Theater Development

Confluence Arts Center Announces Naming Rights, New Challenge Grant

Tom Giffey |

Image: Strang
The Royal Credit Union Theatre inside the Confluence Arts Center will seat 1,266 patrons. Image: Strang

The Confluence Arts Center won’t be finished for another 10 months, but donors are already being invited to take a seat – figuratively, at least. And if they make a gift to the downtown Eau Claire project by the end of next August, donors will see their money doubled.

But first, the seats: The Confluence has just announced the Make the Match Chair Campaign, under which donors can sponsor their seats in the Royal Credit Union Theatre, the largest performance space in the arts center. For each $5,000 contribution, a donor receives naming rights (though not sitting rights!) for a seat, said Jason Jon Anderson, acting executive director. Previous contributions will be counted toward the $5,000 figure, so if you’ve already pledged $2,500, for example, another gift of $2,500 will mean your name will be immortalized on a seat.

About 600 of the theater’s 1,266 seats are still available for sponsorship under the new campaign, Anderson said. If every seat is sponsored, the Confluence will receive approximately $3 million in donations, he added.

The final fundraising boost will help ensure that the arts center includes all the features that planners had hoped for. “This would allow us to really deliver everything we want to if those gifts are received by the end of the year,” Anderson said.

New donations will also leverage additional money via a challenge grant. Anderson said that an anonymous donor has offered to match up to $2 million in donations made by Aug. 31, the eve of the arts center’s opening.
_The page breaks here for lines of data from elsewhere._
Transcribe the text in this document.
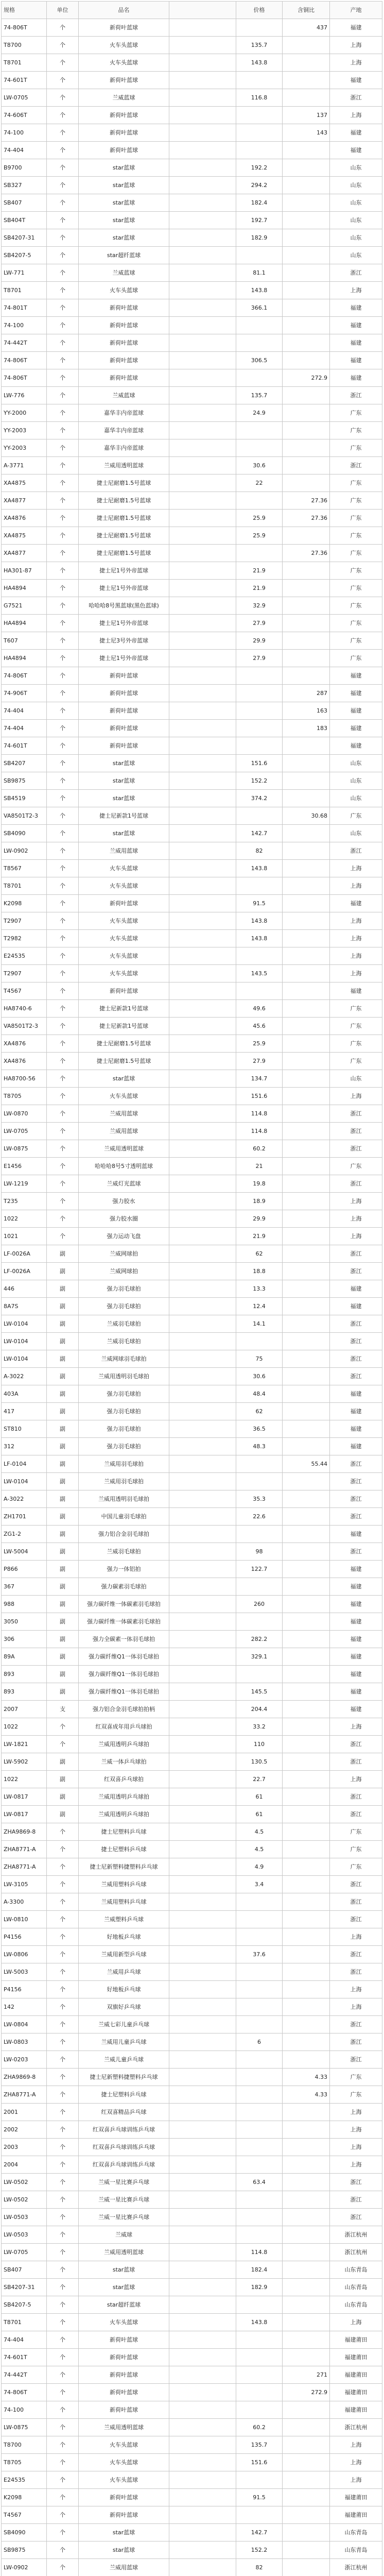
规格	单位	品名		价格	含铜比	产地
74-806T	个	新荷叶蓝球			437	福建
T8700	个	火车头蓝球		135.7		上海
T8701	个	火车头蓝球		143.8		上海
74-601T	个	新荷叶蓝球				福建
LW-0705	个	兰威蓝球		116.8		浙江
74-606T	个	新荷叶蓝球			137	上海
74-100	个	新荷叶蓝球			143	福建
74-404	个	新荷叶蓝球				福建
B9700	个	star蓝球		192.2		山东
SB327	个	star蓝球		294.2		山东
SB407	个	star蓝球		182.4		山东
SB404T	个	star蓝球		192.7		山东
SB4207-31	个	star蓝球		182.9		山东
SB4207-5	个	star超纤蓝球				山东
LW-771	个	兰威蓝球		81.1		浙江
T8701	个	火车头蓝球		143.8		上海
74-801T	个	新荷叶蓝球		366.1		福建
74-100	个	新荷叶蓝球				福建
74-442T	个	新荷叶蓝球				福建
74-806T	个	新荷叶蓝球		306.5		福建
74-806T	个	新荷叶蓝球			272.9	福建
LW-776	个	兰威蓝球		135.7		浙江
YY-2000	个	嘉华丰内帝蓝球		24.9		广东
YY-2003	个	嘉华丰内帝蓝球				广东
YY-2003	个	嘉华丰内帝蓝球				广东
A-3771	个	兰威用透明蓝球		30.6		浙江
XA4875	个	捷士尼耐磨1.5号蓝球		22		广东
XA4877	个	捷士尼耐磨1.5号蓝球			27.36	广东
XA4876	个	捷士尼耐磨1.5号蓝球		25.9	27.36	广东
XA4875	个	捷士尼耐磨1.5号蓝球		25.9		广东
XA4877	个	捷士尼耐磨1.5号蓝球			27.36	广东
HA301-87	个	捷士尼1号外帝蓝球		21.9		广东
HA4894	个	捷士尼1号外帝蓝球		21.9		广东
G7521	个	哈哈哈8号黑蓝球(黑色蓝球)		32.9		广东
HA4894	个	捷士尼1号外帝蓝球		27.9		广东
T607	个	捷士尼3号外帝蓝球		29.9		广东
HA4894	个	捷士尼1号外帝蓝球		27.9		广东
74-806T	个	新荷叶蓝球				福建
74-906T	个	新荷叶蓝球			287	福建
74-404	个	新荷叶蓝球			163	福建
74-404	个	新荷叶蓝球			183	福建
74-601T	个	新荷叶蓝球				福建
SB4207	个	star蓝球		151.6		山东
SB9875	个	star蓝球		152.2		山东
SB4519	个	star蓝球		374.2		山东
VA8501T2-3	个	捷士尼新款1号蓝球			30.68	广东
SB4090	个	star蓝球		142.7		山东
LW-0902	个	兰威用蓝球		82		浙江
T8567	个	火车头蓝球		143.8		上海
T8701	个	火车头蓝球				上海
K2098	个	新荷叶蓝球		91.5		福建
T2907	个	火车头蓝球		143.8		上海
T2982	个	火车头蓝球		143.8		上海
E24535	个	火车头蓝球				上海
T2907	个	火车头蓝球		143.5		上海
T4567	个	新荷叶蓝球				福建
HA8740-6	个	捷士尼新款1号蓝球		49.6		广东
VA8501T2-3	个	捷士尼新款1号蓝球		45.6		广东
XA4876	个	捷士尼耐磨1.5号蓝球		25.9		广东
XA4876	个	捷士尼耐磨1.5号蓝球		27.9		广东
HA8700-56	个	star蓝球		134.7		山东
T8705	个	火车头蓝球		151.6		上海
LW-0870	个	兰威用蓝球		114.8		浙江
LW-0705	个	兰威用蓝球		114.8		浙江
LW-0875	个	兰威用透明蓝球		60.2		浙江
E1456	个	哈哈哈8号5寸透明蓝球		21		广东
LW-1219	个	兰威灯光蓝球		19.8		浙江
T235	个	强力胶水		18.9		上海
1022	个	强力胶水圈		29.9		上海
1021	个	强力运动飞盘		21.9		上海
LF-0026A	副	兰威网球拍		62		浙江
LF-0026A	副	兰威网球拍		18.8		浙江
446	副	强力羽毛球拍		13.3		福建
8A7S	副	强力羽毛球拍		12.4		福建
LW-0104	副	兰威羽毛球拍		14.1		浙江
LW-0104	副	兰威羽毛球拍				浙江
LW-0104	副	兰威网球羽毛球拍		75		浙江
A-3022	副	兰威用透明羽毛球拍		30.6		浙江
403A	副	强力羽毛球拍		48.4		福建
417	副	强力羽毛球拍		62		福建
ST810	副	强力羽毛球拍		36.5		福建
312	副	强力羽毛球拍		48.3		福建
LF-0104	副	兰威用羽毛球拍			55.44	浙江
LW-0104	副	兰威用羽毛球拍				浙江
A-3022	副	兰威用透明羽毛球拍		35.3		浙江
ZH1701	副	中国儿童羽毛球拍		22.6		浙江
ZG1-2	副	强力铝合金羽毛球拍				福建
LW-5004	副	兰威羽毛球拍		98		浙江
P866	副	强力一体铝拍		122.7		福建
367	副	强力碳素羽毛球拍				福建
988	副	强力碳纤维一体碳素羽毛球拍		260		福建
3050	副	强力碳纤维一体碳素羽毛球拍				福建
306	副	强力全碳素一体羽毛球拍		282.2		福建
89A	副	强力碳纤维Q1一体羽毛球拍		329.1		福建
893	副	强力碳纤维Q1一体羽毛球拍				福建
893	副	强力碳纤维Q1一体羽毛球拍		145.5		福建
2007	支	强力铝合金羽毛球拍拍柄		204.4		福建
1022	个	红双喜成年用乒乓球拍		33.2		上海
LW-1821	个	兰威用透明乒乓球拍		110		浙江
LW-5902	副	兰威一体乒乓球拍		130.5		浙江
1022	副	红双喜乒乓球拍		22.7		上海
LW-0817	副	兰威用透明乒乓球拍		61		浙江
LW-0817	副	兰威用透明乒乓球拍		61		浙江
ZHA9869-8	个	捷士尼塑料乒乓球		4.5		广东
ZHA8771-A	个	捷士尼塑料乒乓球		4.5		广东
ZHA8771-A	个	捷士尼新塑料捷塑料乒乓球		4.9		广东
LW-3105	个	兰威用塑料乒乓球		3.4		浙江
A-3300	个	兰威用塑料乒乓球				浙江
LW-0810	个	兰威塑料乒乓球				浙江
P4156	个	好地板乒乓球				上海
LW-0806	个	兰威用新型乒乓球		37.6		浙江
LW-5003	个	兰威用乒乓球				浙江
P4156	个	好地板乒乓球				上海
142	个	双旗好乒乓球				上海
LW-0804	个	兰威七彩儿童乒乓球				浙江
LW-0803	个	兰威用儿童乒乓球		6		浙江
LW-0203	个	兰威儿童乒乓球				浙江
ZHA9869-8	个	捷士尼新塑料捷塑料乒乓球			4.33	广东
ZHA8771-A	个	捷士尼塑料乒乓球			4.33	广东
2001	个	红双喜精品乒乓球				上海
2002	个	红双喜乒乓球训练乒乓球				上海
2003	个	红双喜乒乓球训练乒乓球				上海
2004	个	红双喜乒乓球训练乒乓球				上海
LW-0502	个	兰威一星比赛乒乓球		63.4		浙江
LW-0502	个	兰威一星比赛乒乓球				浙江
LW-0503	个	兰威一星比赛乒乓球				浙江
LW-0503	个	兰威球				浙江杭州
LW-0705	个	兰威用透明蓝球		114.8		浙江杭州
SB407	个	star蓝球		182.4		山东青岛
SB4207-31	个	star蓝球		182.9		山东青岛
SB4207-5	个	star超纤蓝球				山东青岛
T8701	个	火车头蓝球		143.8		上海
74-404	个	新荷叶蓝球				福建莆田
74-601T	个	新荷叶蓝球				福建莆田
74-442T	个	新荷叶蓝球			271	福建莆田
74-806T	个	新荷叶蓝球			272.9	福建莆田
74-100	个	新荷叶蓝球				福建莆田
LW-0875	个	兰威用透明蓝球		60.2		浙江杭州
T8700	个	火车头蓝球		135.7		上海
T8705	个	火车头蓝球		151.6		上海
E24535	个	火车头蓝球				上海
K2098	个	新荷叶蓝球		91.5		福建莆田
T4567	个	新荷叶蓝球				福建莆田
SB4090	个	star蓝球		142.7		山东青岛
SB9875	个	star蓝球		152.2		山东青岛
LW-0902	个	兰威用蓝球		82		浙江杭州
A similar anonymous challenge grant of $1.5 million was successful last year.

Construction on the approximately $45 million arts center, which will be shared by the community and UW-Eau Claire, is on schedule for the facility’s planned opening next September, Anderson added. In addition to Anderson, who is serving as acting executive director, the Confluence has three employees and hopes to announce the hiring of a director of artistic programming by Dec. 1. Meanwhile, the Confluence Council, which oversees the project, is expected to soon make a decision on how to proceed in its search for a permanent executive director.